Барбара Робинсон еще молода, едва ли достаточно взрослая, чтобы голосовать, но с ней происходили ужасные вещи. Она прошла через короткий период суицидальных мыслей. Но то, что случилось с Четом Ондовски в лифте на прошлое Рождество, было еще хуже; это отрубило ее представление о реальности. Она бы рассказала Оливии об этом, несмотря на то, что в это невозможно поверить, но каждый раз, когда она подходит к этой теме — например, как она чуть не бросилась под приближающийся грузовик в Лоутауне, — старая поэтесса поднимает руку, как коп, останавливающий движение, и качает головой. Ей можно говорить о Холли, но когда Барбара пытается рассказать о том, как Холли спасла ее от взрыва на рок-концерте в "Минго Аудиториум", рука снова поднимается. Стоп.
— Это не психиатрия, — говорит Оливия. — Это не терапия. Это поэзия, моя дорогая. Талант был у тебя еще до того, как с тобой случились ужасные вещи, он был заложен изначально, как и в твоем брате, но талант — это мертвый двигатель. Он работает на каждом неразрешенном переживании — каждой неразрешенной травме, если желаешь — в твоей жизни. Каждом конфликте. Каждой тайне. Каждой глубинной части твоего характера, которую ты находишь не просто неприятной, а отвратительной.
Одна рука поднимается и сжимается в кулак. Барбара чувствует, что Оливии больно это делать, но она всё равно это делает, крепко сжимая пальцы и впиваясь ногтями в тонкую кожу ладони.
— Не теряй его, — говорит она. — Не теряй как можно дольше. Это твое сокровище. Ты израсходуешь его, и у тебя останется лишь память о том экстазе, который ты испытывала, но пока он у тебя есть, не теряй. Используй.
Она не говорит, хороши или плохи новые стихи, которые принесла ей Барбара. Не в этот раз.
3
В основном рассказывает Барбара, но в некоторых случаях Оливия меняет тему и со смешанными чувствами веселья и грусти вспоминает литературное общество пятидесятых и шестидесятых годов, которое она называет "ушедшим миром". Поэты, которых она встречала, поэты, которых она знала, поэты, которых она любила, поэты (и, как минимум, один лауреат Пулитцеровской премии), с которыми она ложилась спать. Она говорит о боли от потери внука и о том, что это единственное, о чем она не может писать.
— Это как камень в горле, — говорит она.

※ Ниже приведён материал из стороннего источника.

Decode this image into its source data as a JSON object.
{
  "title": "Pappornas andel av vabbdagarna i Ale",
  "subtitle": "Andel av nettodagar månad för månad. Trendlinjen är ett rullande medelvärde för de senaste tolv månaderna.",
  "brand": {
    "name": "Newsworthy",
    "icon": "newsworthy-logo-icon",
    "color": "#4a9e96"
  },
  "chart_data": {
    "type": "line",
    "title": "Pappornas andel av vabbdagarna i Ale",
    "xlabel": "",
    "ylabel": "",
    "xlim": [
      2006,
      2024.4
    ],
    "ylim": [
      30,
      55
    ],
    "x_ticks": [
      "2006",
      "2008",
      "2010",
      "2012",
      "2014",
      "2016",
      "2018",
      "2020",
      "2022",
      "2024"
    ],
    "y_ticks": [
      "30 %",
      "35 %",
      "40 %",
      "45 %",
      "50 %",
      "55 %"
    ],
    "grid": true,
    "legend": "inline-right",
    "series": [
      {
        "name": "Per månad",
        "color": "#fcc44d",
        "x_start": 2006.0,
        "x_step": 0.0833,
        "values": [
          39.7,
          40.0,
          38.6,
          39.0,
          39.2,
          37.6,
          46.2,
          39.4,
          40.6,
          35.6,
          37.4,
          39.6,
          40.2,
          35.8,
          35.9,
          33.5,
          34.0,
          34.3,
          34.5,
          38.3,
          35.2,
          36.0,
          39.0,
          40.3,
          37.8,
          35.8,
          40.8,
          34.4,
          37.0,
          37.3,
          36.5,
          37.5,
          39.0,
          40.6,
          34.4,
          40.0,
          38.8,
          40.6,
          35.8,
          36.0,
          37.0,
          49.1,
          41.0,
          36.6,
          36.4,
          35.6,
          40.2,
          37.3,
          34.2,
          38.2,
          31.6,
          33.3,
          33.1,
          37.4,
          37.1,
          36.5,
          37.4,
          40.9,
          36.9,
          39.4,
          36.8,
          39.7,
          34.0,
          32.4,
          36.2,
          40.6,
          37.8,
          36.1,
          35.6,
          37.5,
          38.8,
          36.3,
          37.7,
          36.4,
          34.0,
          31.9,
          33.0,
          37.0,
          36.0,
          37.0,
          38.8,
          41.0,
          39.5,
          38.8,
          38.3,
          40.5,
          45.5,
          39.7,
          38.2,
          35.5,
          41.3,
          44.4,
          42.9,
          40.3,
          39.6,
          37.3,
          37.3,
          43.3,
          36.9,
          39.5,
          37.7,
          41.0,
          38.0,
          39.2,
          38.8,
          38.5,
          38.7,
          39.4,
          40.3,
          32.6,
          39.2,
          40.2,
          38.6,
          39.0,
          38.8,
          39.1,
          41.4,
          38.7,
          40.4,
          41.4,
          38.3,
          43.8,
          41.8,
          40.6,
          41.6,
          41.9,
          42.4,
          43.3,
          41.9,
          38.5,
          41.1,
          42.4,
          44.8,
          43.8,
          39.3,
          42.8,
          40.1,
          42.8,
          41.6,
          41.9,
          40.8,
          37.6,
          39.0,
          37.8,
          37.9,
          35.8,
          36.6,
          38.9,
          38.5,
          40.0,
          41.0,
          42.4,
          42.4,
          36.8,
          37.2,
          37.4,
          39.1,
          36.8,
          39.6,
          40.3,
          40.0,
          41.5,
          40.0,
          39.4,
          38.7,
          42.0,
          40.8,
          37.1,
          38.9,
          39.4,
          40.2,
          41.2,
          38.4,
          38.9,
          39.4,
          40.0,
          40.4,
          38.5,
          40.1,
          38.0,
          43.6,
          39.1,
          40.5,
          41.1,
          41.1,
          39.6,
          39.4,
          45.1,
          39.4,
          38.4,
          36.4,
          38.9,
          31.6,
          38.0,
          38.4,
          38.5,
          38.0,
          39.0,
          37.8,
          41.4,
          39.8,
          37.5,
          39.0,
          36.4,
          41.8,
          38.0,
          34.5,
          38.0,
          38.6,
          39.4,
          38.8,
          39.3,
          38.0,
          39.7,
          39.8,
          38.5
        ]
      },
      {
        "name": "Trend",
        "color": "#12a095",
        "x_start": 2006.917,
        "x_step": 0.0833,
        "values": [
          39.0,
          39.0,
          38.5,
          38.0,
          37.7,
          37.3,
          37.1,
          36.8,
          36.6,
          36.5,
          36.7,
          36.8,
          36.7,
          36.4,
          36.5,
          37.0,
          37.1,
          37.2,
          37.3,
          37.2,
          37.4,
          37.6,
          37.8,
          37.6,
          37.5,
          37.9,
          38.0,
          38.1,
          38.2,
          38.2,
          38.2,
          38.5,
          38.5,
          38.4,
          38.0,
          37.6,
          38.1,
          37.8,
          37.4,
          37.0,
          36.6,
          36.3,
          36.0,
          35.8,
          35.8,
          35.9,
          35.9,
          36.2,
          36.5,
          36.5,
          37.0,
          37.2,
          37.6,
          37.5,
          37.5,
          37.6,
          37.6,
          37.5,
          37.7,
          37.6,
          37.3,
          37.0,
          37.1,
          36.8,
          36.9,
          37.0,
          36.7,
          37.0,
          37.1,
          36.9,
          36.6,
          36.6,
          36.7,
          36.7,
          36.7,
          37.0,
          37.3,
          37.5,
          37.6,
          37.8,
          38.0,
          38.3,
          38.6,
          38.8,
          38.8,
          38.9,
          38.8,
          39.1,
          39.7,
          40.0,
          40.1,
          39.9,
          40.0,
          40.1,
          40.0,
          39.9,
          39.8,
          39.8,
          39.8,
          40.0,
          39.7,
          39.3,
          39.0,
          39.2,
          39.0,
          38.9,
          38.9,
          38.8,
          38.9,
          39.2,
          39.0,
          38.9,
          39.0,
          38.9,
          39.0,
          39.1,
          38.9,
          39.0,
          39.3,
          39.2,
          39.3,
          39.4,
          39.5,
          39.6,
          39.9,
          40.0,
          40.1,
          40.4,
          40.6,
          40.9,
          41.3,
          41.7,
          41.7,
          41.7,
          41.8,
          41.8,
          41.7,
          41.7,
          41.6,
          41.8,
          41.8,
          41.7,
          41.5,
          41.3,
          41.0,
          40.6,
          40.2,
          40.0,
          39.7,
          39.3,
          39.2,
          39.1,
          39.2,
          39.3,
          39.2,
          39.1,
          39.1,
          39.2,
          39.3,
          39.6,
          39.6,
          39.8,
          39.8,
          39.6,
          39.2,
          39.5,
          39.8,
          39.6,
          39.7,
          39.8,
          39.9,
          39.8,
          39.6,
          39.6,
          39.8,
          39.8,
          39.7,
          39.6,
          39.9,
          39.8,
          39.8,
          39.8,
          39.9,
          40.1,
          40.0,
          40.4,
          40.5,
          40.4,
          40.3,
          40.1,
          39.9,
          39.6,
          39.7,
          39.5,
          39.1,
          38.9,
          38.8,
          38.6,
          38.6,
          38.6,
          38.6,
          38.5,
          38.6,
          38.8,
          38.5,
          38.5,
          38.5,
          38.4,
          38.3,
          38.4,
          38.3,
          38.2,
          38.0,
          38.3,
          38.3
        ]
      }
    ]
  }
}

Она также рассказывает о своей долгой преподавательской карьере, большую часть которой она провела "на холме", то есть в колледже Белл.
Однажды в марте, когда Оливия рассказывала о шестинедельном пребывании Шерон Олдс[89]
и о том, как это было замечательно, Барбара спрашивает о поэтической мастерской.— Раньше ведь были мастерские и по художественной литературе, и по поэзии? Как в Айове?